Search code examples
azure-data-explorerkqladx

Assign custom RegEx to variable in parse operator


I am trying to use the parse operator to parse data into their respective fields. It seems that data is only parsable in between throwaway regex patterns, but I need to capture a pattern into a variable. So far I have the below query:

let Traces = datatable(EventText:string)
[
    '2021-10-04T20:43:03,174    2511 INFO cd060096-c6c4-4ddf-b9f7-5795f6d04514 c2a42807-6ab3-41bb-8d72-1c48f2213c31 iTKTS Fiona (ABSDEF) () () () ITKTSUtil - <ProductFulfillmentResponse>U2028  <errorStatus>UNPROCESSED</errorStatus>U2028  <errorCode>GEN_ERR</errorCode>U2028  <errorDescription>WARNING - UNPROCESSED DUE TO OTHER ERRORS</errorDescription>U2028  <customerDocuments>U2028    <errorDescription>WARNING - UNPROCESSED DUE TO OTHER ERRORS</errorDescription>U2028    <itemFulfillmentInfos>U2028      <errorDescription>WARNING - UNPROCESSED DUE TO OTHER ERRORS</errorDescription>U2028    </itemFulfillmentInfos>U2028  </customerDocuments>U2028</ProductFulfillmentResponse>U2028'
];
Traces  
| parse kind = regex EventText with _timestamp ",\\d{3} " _threadid " " _logLevel " " _clientTransactionId " " _appTransactionId " " _appService " " _bigeazy " \\(" _recordLocator "\\) \\(" _status "\\) \\(" _responseTime "\\) \\(" _serviceName "\\) " _className " - " _message
| project _className, _message

I need _className to match "ITKTSUtil". By default a variable matches the pattern (.*?). If I change it to _className:long it matches the pattern (\-\d+). But I need it to match the pattern //w* and then be captured into the variable _className.
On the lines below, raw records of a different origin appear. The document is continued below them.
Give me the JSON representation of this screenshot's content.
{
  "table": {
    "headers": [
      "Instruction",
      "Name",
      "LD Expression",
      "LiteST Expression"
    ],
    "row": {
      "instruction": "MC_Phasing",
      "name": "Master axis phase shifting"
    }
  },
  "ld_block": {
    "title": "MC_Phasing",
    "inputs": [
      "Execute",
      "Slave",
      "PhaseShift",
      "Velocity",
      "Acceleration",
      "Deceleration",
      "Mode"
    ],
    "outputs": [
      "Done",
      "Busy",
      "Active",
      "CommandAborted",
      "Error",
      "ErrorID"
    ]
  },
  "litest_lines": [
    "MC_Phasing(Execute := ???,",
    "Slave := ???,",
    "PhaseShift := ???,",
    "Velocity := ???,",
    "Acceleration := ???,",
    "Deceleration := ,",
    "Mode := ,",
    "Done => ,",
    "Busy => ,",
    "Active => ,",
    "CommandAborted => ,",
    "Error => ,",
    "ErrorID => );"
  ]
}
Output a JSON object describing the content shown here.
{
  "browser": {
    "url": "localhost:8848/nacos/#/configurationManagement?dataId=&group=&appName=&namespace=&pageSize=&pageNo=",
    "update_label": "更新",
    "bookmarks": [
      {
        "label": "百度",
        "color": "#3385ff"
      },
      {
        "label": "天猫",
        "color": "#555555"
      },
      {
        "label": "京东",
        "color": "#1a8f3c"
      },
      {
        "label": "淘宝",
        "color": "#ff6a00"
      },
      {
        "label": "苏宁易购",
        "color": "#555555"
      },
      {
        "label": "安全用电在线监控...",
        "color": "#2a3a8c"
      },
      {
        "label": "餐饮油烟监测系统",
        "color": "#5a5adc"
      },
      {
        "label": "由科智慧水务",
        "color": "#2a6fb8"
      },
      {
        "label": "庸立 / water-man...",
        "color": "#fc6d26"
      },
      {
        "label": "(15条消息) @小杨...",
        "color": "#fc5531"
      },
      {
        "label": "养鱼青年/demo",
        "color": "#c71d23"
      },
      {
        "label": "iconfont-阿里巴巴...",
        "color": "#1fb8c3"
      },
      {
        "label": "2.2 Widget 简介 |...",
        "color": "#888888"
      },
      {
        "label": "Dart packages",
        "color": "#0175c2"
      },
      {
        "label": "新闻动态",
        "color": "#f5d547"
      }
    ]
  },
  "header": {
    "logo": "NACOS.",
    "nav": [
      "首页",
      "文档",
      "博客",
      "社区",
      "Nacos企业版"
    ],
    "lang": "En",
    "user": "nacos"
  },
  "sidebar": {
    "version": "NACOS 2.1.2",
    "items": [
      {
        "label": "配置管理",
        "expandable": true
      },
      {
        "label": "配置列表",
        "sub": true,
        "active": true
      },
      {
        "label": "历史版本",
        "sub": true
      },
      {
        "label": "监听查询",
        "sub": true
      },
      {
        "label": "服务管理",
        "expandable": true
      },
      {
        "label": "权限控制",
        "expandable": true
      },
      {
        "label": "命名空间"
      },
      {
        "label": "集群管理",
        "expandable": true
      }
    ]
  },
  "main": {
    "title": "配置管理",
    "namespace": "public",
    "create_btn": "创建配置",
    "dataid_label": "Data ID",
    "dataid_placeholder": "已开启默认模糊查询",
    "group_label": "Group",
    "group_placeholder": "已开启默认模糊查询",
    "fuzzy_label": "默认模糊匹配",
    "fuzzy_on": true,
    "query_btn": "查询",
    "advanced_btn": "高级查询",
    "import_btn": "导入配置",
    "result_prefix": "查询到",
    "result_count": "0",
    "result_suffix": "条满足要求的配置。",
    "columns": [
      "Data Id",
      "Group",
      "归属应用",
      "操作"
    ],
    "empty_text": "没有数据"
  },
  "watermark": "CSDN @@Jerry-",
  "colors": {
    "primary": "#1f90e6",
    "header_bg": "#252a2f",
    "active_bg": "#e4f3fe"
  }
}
Is this possible with KQL?


Solution

  • Please try the following approach :

    let Traces = datatable(EventText:string)
    [
        '2021-10-04T20:43:03,174    2511 INFO cd060096-c6c4-4ddf-b9f7-5795f6d04514 c2a42807-6ab3-41bb-8d72-1c48f2213c31 iTKTS Fiona (ABSDEF) () () () ITKTSUtil - <ProductFulfillmentResponse>U2028  <errorStatus>UNPROCESSED</errorStatus>U2028  <errorCode>GEN_ERR</errorCode>U2028  <errorDescription>WARNING - UNPROCESSED DUE TO OTHER ERRORS</errorDescription>U2028  <customerDocuments>U2028    <errorDescription>WARNING - UNPROCESSED DUE TO OTHER ERRORS</errorDescription>U2028    <itemFulfillmentInfos>U2028      <errorDescription>WARNING - UNPROCESSED DUE TO OTHER ERRORS</errorDescription>U2028    </itemFulfillmentInfos>U2028  </customerDocuments>U2028</ProductFulfillmentResponse>U2028'
    ];
    Traces  
    | parse kind = regex flags=U EventText with _timestamp ",\\d{3} " _threadid " " _logLevel " " _clientTransactionId " " _appTransactionId " " _appService " " _bigeazy " \\(" _recordLocator "\\) \\(" _status "\\) \\(" _responseTime "\\) \\(" _serviceName "\\) " _className " - " _message "$"
    | project _className, _message
    

    The main idea was to use the flags of parse regex mode (using the regex flag U which means ungreedy in order to match only the required field and also add "$" to require the parse regex mode to perform a full match).

    Please note that if your pattern in know in advance, it is recommended to use the parse simple mode which is much faster.